Ever wonder how scientists can identify what chemical components are present in a substance? Well, our scientists investigate the presence and quantities of harmful chemicals in samples of fish and other marine organisms using Cool Science Instruments such as the atomic absorption spectrometer and the high performance liquid chromatograph. Different atoms absorb and give off different wavelengths of light when they are excited. The spectrometer can measure the chemical makeup of a substance by comparing these wavelengths to a known library of values. These values tell the scientists what elements are present. The chromatography can separate a substance into its various chemical components by forcing the sample through an absorbent material under pressure. This instrument is a faster, newer generation of liquid chromatography and is used for removing lipids (fats) and other interfering compounds from the extracts of fish tissues containing organic contaminants such as polychlorinated biphenyls, called PCBs for short.

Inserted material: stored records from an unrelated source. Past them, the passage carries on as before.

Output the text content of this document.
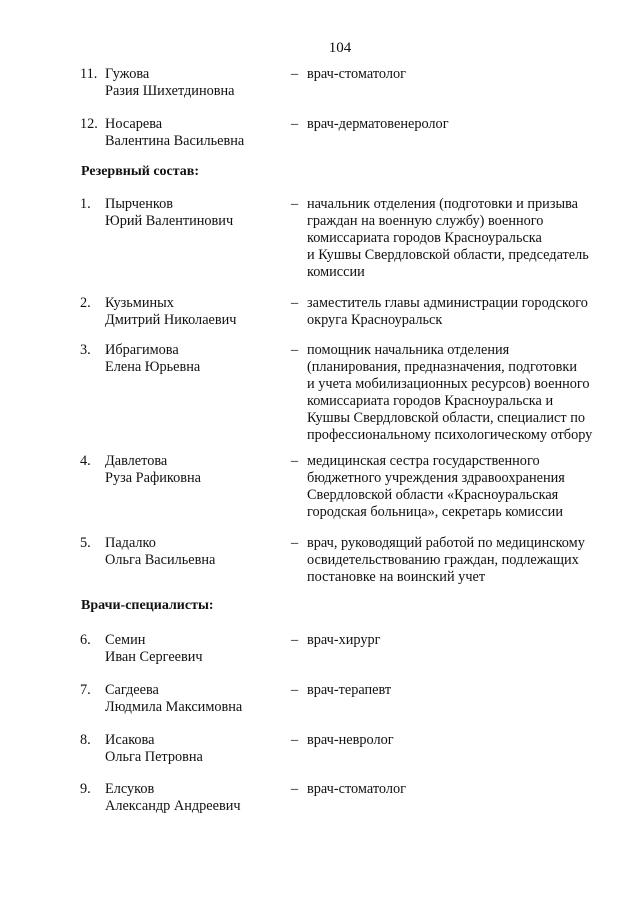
104
11. Гужова
Разия Шихетдиновна
– врач-стоматолог
12. Носарева
Валентина Васильевна
– врач-дерматовенеролог
Резервный состав:
1. Пырченков
Юрий Валентинович
– начальник отделения (подготовки и призыва
граждан на военную службу) военного
комиссариата городов Красноуральска
и Кушвы Свердловской области, председатель
комиссии
2. Кузьминых
Дмитрий Николаевич
– заместитель главы администрации городского
округа Красноуральск
3. Ибрагимова
Елена Юрьевна
– помощник начальника отделения
(планирования, предназначения, подготовки
и учета мобилизационных ресурсов) военного
комиссариата городов Красноуральска и
Кушвы Свердловской области, специалист по
профессиональному психологическому отбору
4. Давлетова
Руза Рафиковна
– медицинская сестра государственного
бюджетного учреждения здравоохранения
Свердловской области «Красноуральская
городская больница», секретарь комиссии
5. Падалко
Ольга Васильевна
– врач, руководящий работой по медицинскому
освидетельствованию граждан, подлежащих
постановке на воинский учет
Врачи-специалисты:
6. Семин
Иван Сергеевич
– врач-хирург
7. Сагдеева
Людмила Максимовна
– врач-терапевт
8. Исакова
Ольга Петровна
– врач-невролог
9. Елсуков
Александр Андреевич
– врач-стоматолог
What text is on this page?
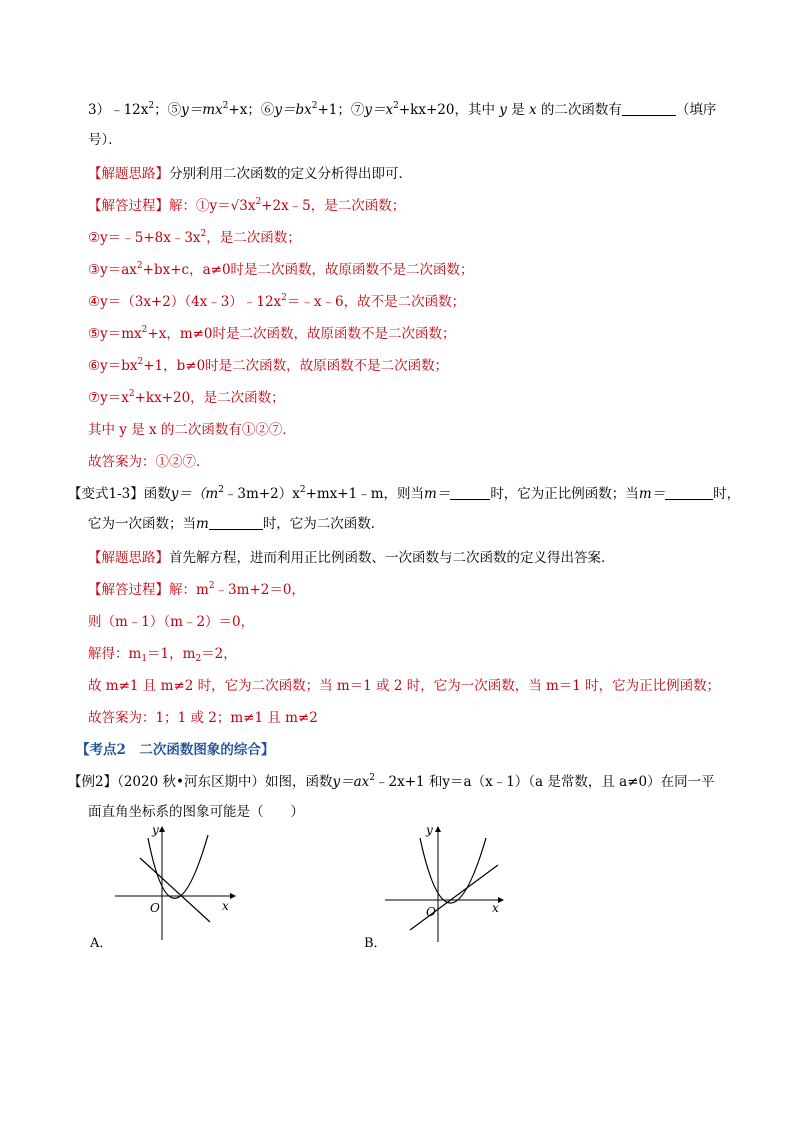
$3)﹣12x^2$；$⑤y=mx^2+x$；$⑥y=bx^2+1$；$⑦y=x^2+kx+20$，其中 y 是 x 的二次函数有	（填序
号）．
【解题思路】分别利用二次函数的定义分析得出即可．
【解答过程】解：$①y=√3x^2+2x﹣5$，是二次函数；
$②y=﹣5+8x﹣3x^2$，是二次函数；
$③y=ax^2+bx+c$，a≠0时是二次函数，故原函数不是二次函数；
$④y=(3x+2)(4x﹣3)﹣12x^2=﹣x﹣6$，故不是二次函数；
$⑤y=mx^2+x$，m≠0时是二次函数，故原函数不是二次函数；
$⑥y=bx^2+1$，b≠0时是二次函数，故原函数不是二次函数；
$⑦y=x^2+kx+20$，是二次函数；
其中 y 是 x 的二次函数有①②⑦．
故答案为：①②⑦．
【变式1-3】函数$y=(m^2﹣3m+2)x^2+mx+1﹣m$，则当m＝	时，它为正比例函数；当m＝	时，
它为一次函数；当m	时，它为二次函数．
【解题思路】首先解方程，进而利用正比例函数、一次函数与二次函数的定义得出答案．
【解答过程】解：$m^2﹣3m+2=0$，
则（m﹣1）（m﹣2）＝0，
解得：$m_1=1$，$m_2=2$，
故 m≠1 且 m≠2 时，它为二次函数；当 m＝1 或 2 时，它为一次函数，当 m＝1 时，它为正比例函数；
故答案为：1；1 或 2；m≠1 且 m≠2
【考点2　二次函数图象的综合】
【例2】（2020 秋•河东区期中）如图，函数$y=ax^2﹣2x+1$ 和y＝a（x﹣1）（a 是常数，且 a≠0）在同一平
面直角坐标系的图象可能是（　　）
O	x
y
A．
O	x
y
B．
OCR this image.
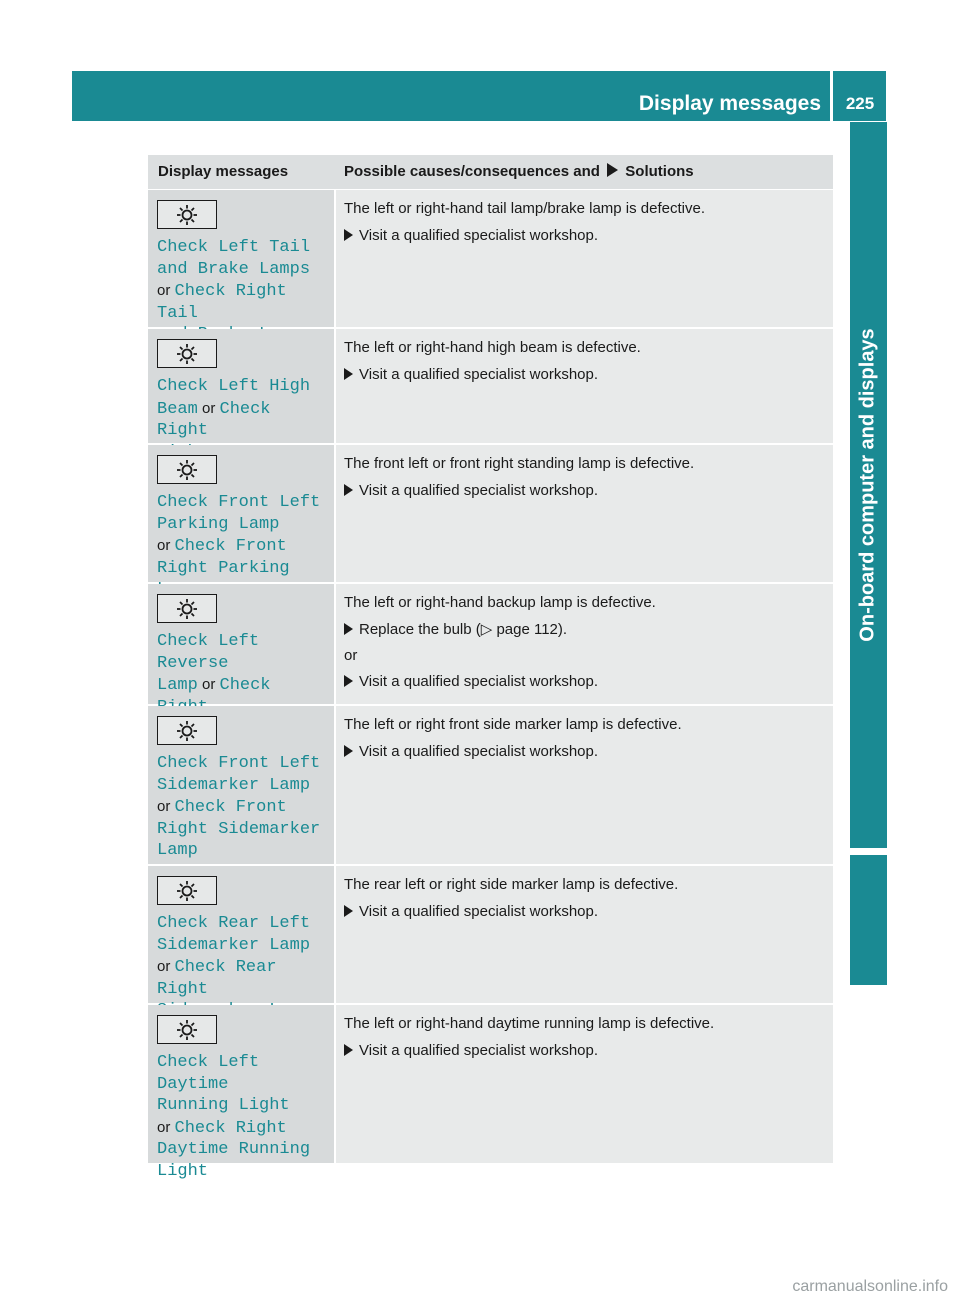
Display messages	225
On-board computer and displays
Display messages	Possible causes/consequences and Solutions
Check Left Tail
and Brake Lamps
or Check Right Tail
The left or right-hand tail lamp/brake lamp is defective.
Visit a qualified specialist workshop.
Check Left High
Beam or Check Right
The left or right-hand high beam is defective.
Visit a qualified specialist workshop.
Check Front Left
Parking Lamp
or Check Front
Right Parking
The front left or front right standing lamp is defective.
Visit a qualified specialist workshop.
Check Left Reverse
Lamp or Check
The left or right-hand backup lamp is defective.
Replace the bulb (▷ page 112).
or
Visit a qualified specialist workshop.
Check Front Left
Sidemarker Lamp
or Check Front
Right Sidemarker
Lamp
The left or right front side marker lamp is defective.
Visit a qualified specialist workshop.
Check Rear Left
Sidemarker Lamp
or Check Rear Right
The rear left or right side marker lamp is defective.
Visit a qualified specialist workshop.
Check Left Daytime
Running Light
or Check Right
Daytime Running
Light
The left or right-hand daytime running lamp is defective.
Visit a qualified specialist workshop.
carmanualsonline.info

The instruments that our scientists use to separate contaminants from fish tissues are becoming more advanced as time goes on, but some of them still have roots in the past. Soxhlets have been around since 1879. They are named for Franz von Soxhlet, the German agricultural chemist who invented the first one. They are used to extract compounds from a solid sample. Scientists still use the same technique, albeit with a more complex apparatus. Rather than a single Soxhlet extractor, they now use multiple extractors to process more samples at once. Unfortunately, this process can take many hours. A more modern instrument, seen on the right side of the panel, uses heat and pressure to extract organic contaminants in fish tissues and gets the job done in less time. Whether relying on proven century old techniques or using modern computerized technology, these extractors are definitely two Cool Science Instruments.
If you have ever watched any movies or television shows about police investigations, you have probably heard the words mass spectrometer. There’s a reason for that: It is a very useful instrument for identifying different compounds in a substance. At our science center, researchers use these instruments to learn about microplastics in marine environments, sea birds, sea turtles, fish, and dolphins. Unfortunately, the plastics from our daily lives have found their way into the marine environment and could cause problems for marine life and humans. These instruments rely on two techniques to identify the “usual suspects.” The gas chromatography separates a sample into its component parts and the mass spectrometer then analyzes and identifies each component. So the next time you are watching a show, and hear the words “mass spec,” you can tell your friends how marine chemists use these same instruments to investigate the ocean.
Careful sample preparation is key to getting accurate results from any of the instruments in an analytical laboratory. Often this sample preparation involves using strong acids or dangerous chemicals. The scientists who do this work are specially trained to handle these materials safely. One modern instrument that doesn’t require dangerous sample preparation is the direct mercury analyzer. Mercury is a naturally occurring metal that is liquid at room temperature and has been used in various industries for hundreds of years. Mercury is dangerous if eaten, and in some marine environments can be found in the bodies of fish and other marine organisms. This instrument allows marine chemists to investigate the levels of mercury in fish and work to protect us from its harmful effects. Samples are analyzed in less than 10 minutes.